Reagan, so the popular conservative mythmaking goes, built up our nuclear arsenal so terrifyingly, while augmenting it with space lasers, that he stared down the big evil Soviets so badly that they tore down the Berlin wall on his command and disbanded their country. More or less.

But Reagan was just saying the same things as every Republican at the time. He said them better, because he was an actor who had great timing and could deliver a line. The reason he was so beloved by the party intelligentsia is that he could sell every cruel, unpopular idea to the masses as kindly, grandfatherly patriotism that not-coincidentally sucked all the money upwards to the top guys. The vast majority of folks who vote Republicans are not policy wonks, and that's what the party is finding out now, as it splits between the populists who just want to hear that they're the good guys and everyone else is the bad guys, and those who read the Federalist papers and Locke and Friedman for recreation.

Reagan appealed to both at once, as well as to those who believe war is best avoided by being the strongest, scariest, most belligerent player in the block. But his role was to speak those things at that time. Had his role been to say other things, would he not have said them? I suggest to you that indeed, he'd have said whatever the party wanted.

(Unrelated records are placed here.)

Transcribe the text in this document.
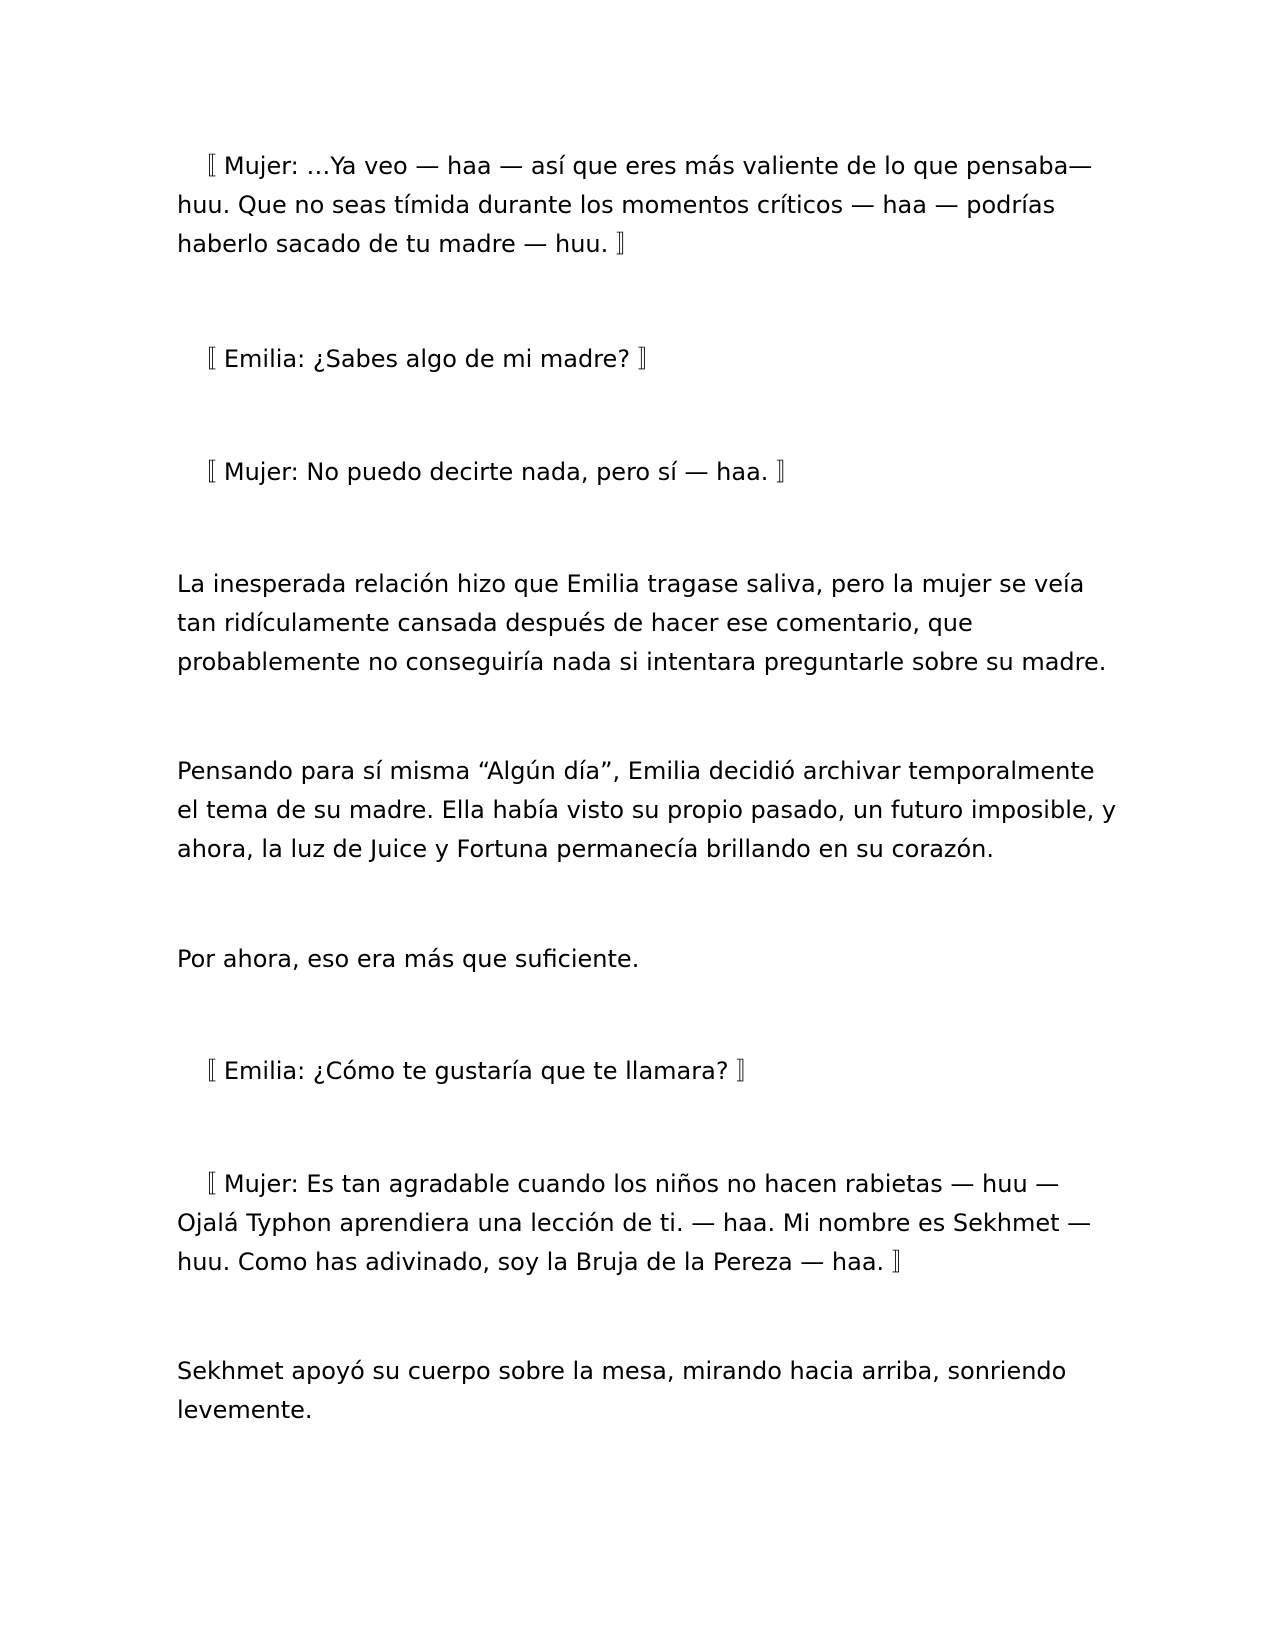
〚 Mujer: …Ya veo — haa — así que eres más valiente de lo que pensaba—
huu. Que no seas tímida durante los momentos críticos — haa — podrías
haberlo sacado de tu madre — huu. 〛

〚 Emilia: ¿Sabes algo de mi madre? 〛

〚 Mujer: No puedo decirte nada, pero sí — haa. 〛

La inesperada relación hizo que Emilia tragase saliva, pero la mujer se veía
tan ridículamente cansada después de hacer ese comentario, que
probablemente no conseguiría nada si intentara preguntarle sobre su madre.

Pensando para sí misma “Algún día”, Emilia decidió archivar temporalmente
el tema de su madre. Ella había visto su propio pasado, un futuro imposible, y
ahora, la luz de Juice y Fortuna permanecía brillando en su corazón.

Por ahora, eso era más que suficiente.

〚 Emilia: ¿Cómo te gustaría que te llamara? 〛

〚 Mujer: Es tan agradable cuando los niños no hacen rabietas — huu —
Ojalá Typhon aprendiera una lección de ti. — haa. Mi nombre es Sekhmet —
huu. Como has adivinado, soy la Bruja de la Pereza — haa. 〛

Sekhmet apoyó su cuerpo sobre la mesa, mirando hacia arriba, sonriendo
levemente.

The only time he really went off-script, it seems to me, based on my recollections and readings since was when, after Operation Able Archer and The Day After on TV, it suddenly occurred to him that the Soviets might think we would nuclear-attack them first, something he hadn't considered before. Upon being told by Thatcher that Gorbachev was someone we could do business with, he started seriously talking to him about abolishing all nuclear weapons forever. I know right-wingers think that was a clever bluff, and Gorbachev only promised that because he was terrified of SDI, but I don't buy that. Both, at the end of their tenure, saw a real chance to put the Cold War behind us. One we've sadly squandered, though I mostly blame Putin for that, and Clinton/W to a lesser degree.

If Reagan were around today, he would not only remember his own commandment not to speak ill of a fellow Republican, but he'd still say whatever the party told him to say, I think. That's the main difference between him and Trump, who takes few cues from anybody. It's the difference between a company man and a narcissist. Maybe a much younger Reagan would pull what he did with the Democrats, and say "the party left me." But Old Man Reagan? He knew how to read the script. And I'd bet he still would.